Okay, okay, I confess I've had those thoughts myself. Knowing that those jerks were gonna find themselves in Hell was justice in my mind. So, it was kinda necessary for there to be a Hell ... not for me, mind you, for them. Someone wrongs me, off to Hell. Someone disagrees to me, it's off to the Hell for the stupid for you. Just you wait 'enry 'iggins, just you wait. I took solace in this knowledge. I hung out with folk who also took solace in the knowledge. Can you imagine being in so much pain, that the thought of some one else going to Hell was a good thing (notice the shutter, as I type).

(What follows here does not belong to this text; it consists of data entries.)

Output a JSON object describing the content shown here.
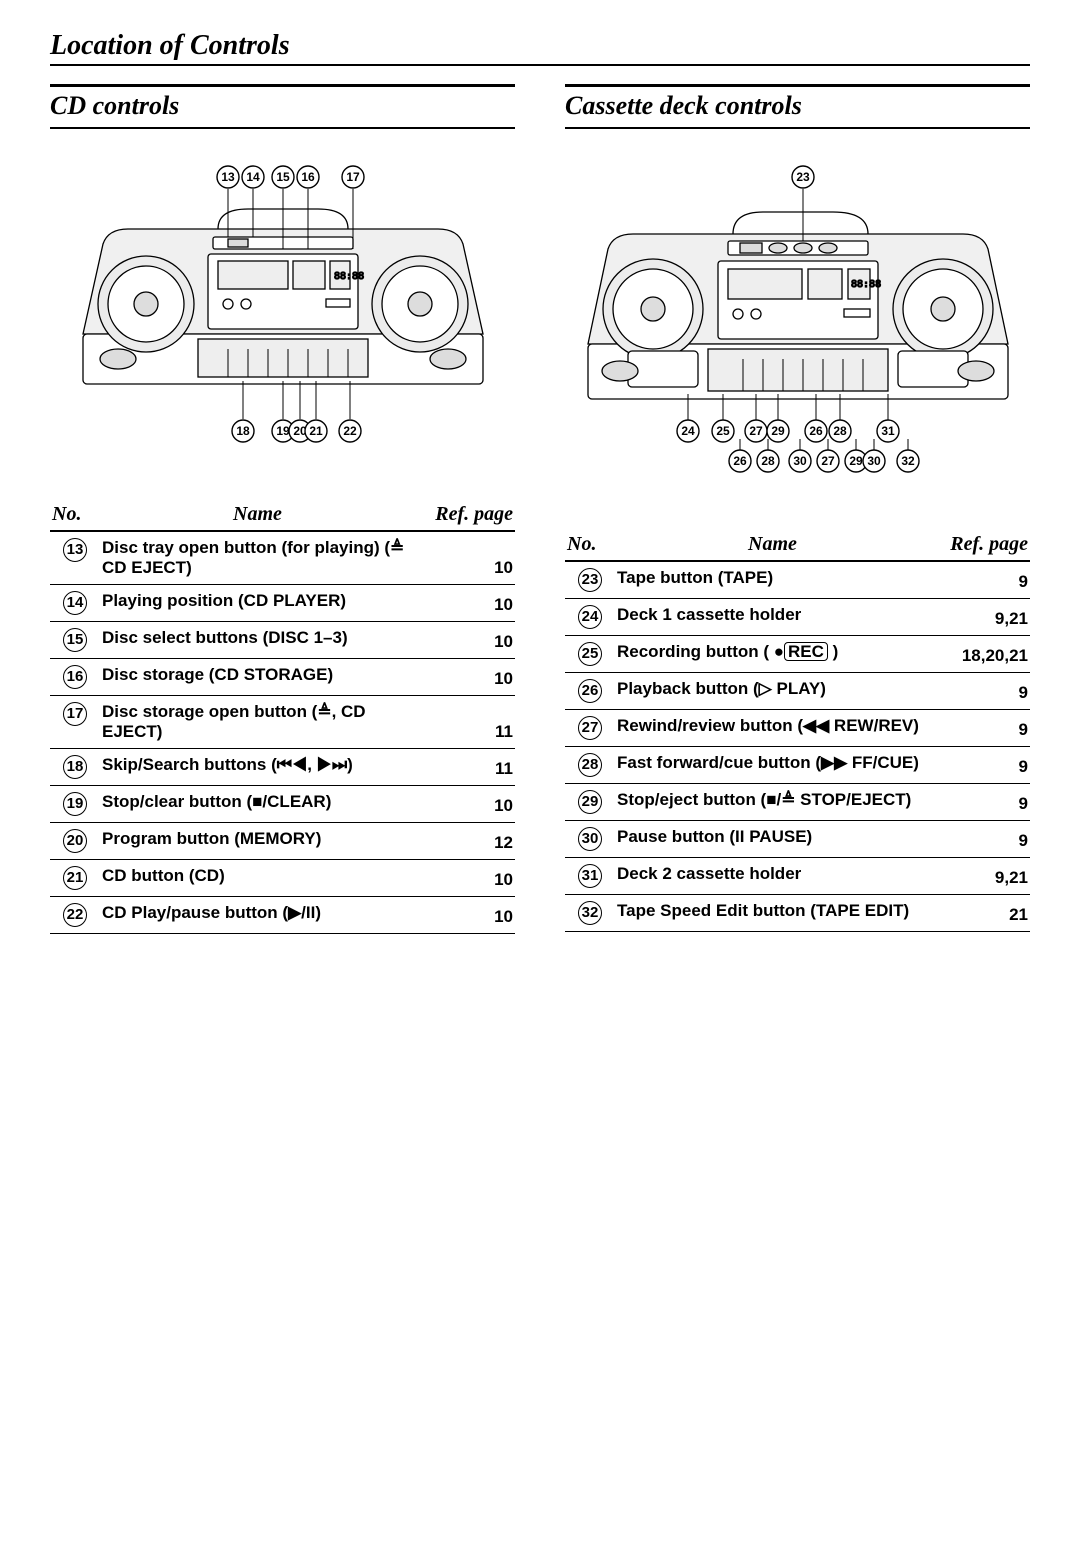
{
  "page_title": "Location of Controls",
  "sections": {
    "left": {
      "title": "CD controls",
      "header": {
        "no": "No.",
        "name": "Name",
        "ref": "Ref. page"
      },
      "rows": [
        {
          "no": "13",
          "name": "Disc tray open button (for playing) (≜ CD EJECT)",
          "ref": "10"
        },
        {
          "no": "14",
          "name": "Playing position (CD PLAYER)",
          "ref": "10"
        },
        {
          "no": "15",
          "name": "Disc select buttons (DISC 1–3)",
          "ref": "10"
        },
        {
          "no": "16",
          "name": "Disc storage (CD STORAGE)",
          "ref": "10"
        },
        {
          "no": "17",
          "name": "Disc storage open button (≜, CD EJECT)",
          "ref": "11"
        },
        {
          "no": "18",
          "name": "Skip/Search buttons (⏮◀, ▶⏭)",
          "ref": "11"
        },
        {
          "no": "19",
          "name": "Stop/clear button (■/CLEAR)",
          "ref": "10"
        },
        {
          "no": "20",
          "name": "Program button (MEMORY)",
          "ref": "12"
        },
        {
          "no": "21",
          "name": "CD button (CD)",
          "ref": "10"
        },
        {
          "no": "22",
          "name": "CD Play/pause button (▶/II)",
          "ref": "10"
        }
      ]
    },
    "right": {
      "title": "Cassette deck controls",
      "header": {
        "no": "No.",
        "name": "Name",
        "ref": "Ref. page"
      },
      "rows": [
        {
          "no": "23",
          "name": "Tape button (TAPE)",
          "ref": "9"
        },
        {
          "no": "24",
          "name": "Deck 1 cassette holder",
          "ref": "9,21"
        },
        {
          "no": "25",
          "name_html": "Recording button ( ●<span class='recbox'>REC</span> )",
          "ref": "18,20,21"
        },
        {
          "no": "26",
          "name": "Playback button (▷ PLAY)",
          "ref": "9"
        },
        {
          "no": "27",
          "name": "Rewind/review button (◀◀ REW/REV)",
          "ref": "9"
        },
        {
          "no": "28",
          "name": "Fast forward/cue button (▶▶ FF/CUE)",
          "ref": "9"
        },
        {
          "no": "29",
          "name": "Stop/eject button (■/≜ STOP/EJECT)",
          "ref": "9"
        },
        {
          "no": "30",
          "name": "Pause button (II PAUSE)",
          "ref": "9"
        },
        {
          "no": "31",
          "name": "Deck 2 cassette holder",
          "ref": "9,21"
        },
        {
          "no": "32",
          "name": "Tape Speed Edit button (TAPE EDIT)",
          "ref": "21"
        }
      ]
    }
  },
  "diagram": {
    "left_callouts_top": [
      "13",
      "14",
      "15",
      "16",
      "17"
    ],
    "left_callouts_bottom": [
      "18",
      "19",
      "20",
      "21",
      "22"
    ],
    "right_callouts_top": [
      "23"
    ],
    "right_callouts_bottom_row1": [
      "24",
      "25",
      "27",
      "29",
      "26",
      "28",
      "31"
    ],
    "right_callouts_bottom_row2": [
      "26",
      "28",
      "30",
      "27",
      "29",
      "30",
      "32"
    ],
    "colors": {
      "stroke": "#000",
      "bg": "#fff",
      "shade": "#e6e6e6"
    }
  }
}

Some of us have to have a hell or else there is no way to prove that we were right. We also need Hell to prove that there was meaning to all the pain and suffering through which we went while we were down here.
Now however, things are different.
I see the Beatitudes in a different light. I see the notion of The Father more clearly. God is The Father, He doesn't have to compete with His kids to prove that to Himself, or to others.
"Ye have heard that it hath been said, Thou shalt love thy neighbour, and hate thine enemy.
But I say unto you, Love your enemies, bless them that curse you, do good to them that hate you, and pray for them which despitefully use you, and persecute you;
That ye may be the children of your Father which is in heaven: for he maketh his sun to rise on the evil and on the good, and sendeth rain on the just and on the unjust." Matthew 5:43-45 KJV
Because our Father is patient with all His kids, we now know that those who curse us and despitefully use us will also come to the father. They are not our enemies, even though they kill us in this life, they are brothers and sisters ... fellow travellers on the way to The Father. I think when God shows us that no one will be lost, a certain maturity seems to be inherent in that revelation, a cetain patience comes about: perhaps an understanding to not take those affronts personally, perhaps an understanding of the words 'forgive them for they know not what they do'. We are all children, maybe part of having recieved a certain amount of God's understanding allows us to treat each others and ourselves as such: we see that we all need a lot more patience for ourselves and others. Maybe what happens when God shows us His plan is two fold, we see that there is no Hell, and we see that we no longer have need of one.
I once told some friends of mine, "be careful whom you choose as your gods, for you will become like them". I see now that is truer then I had originally thought.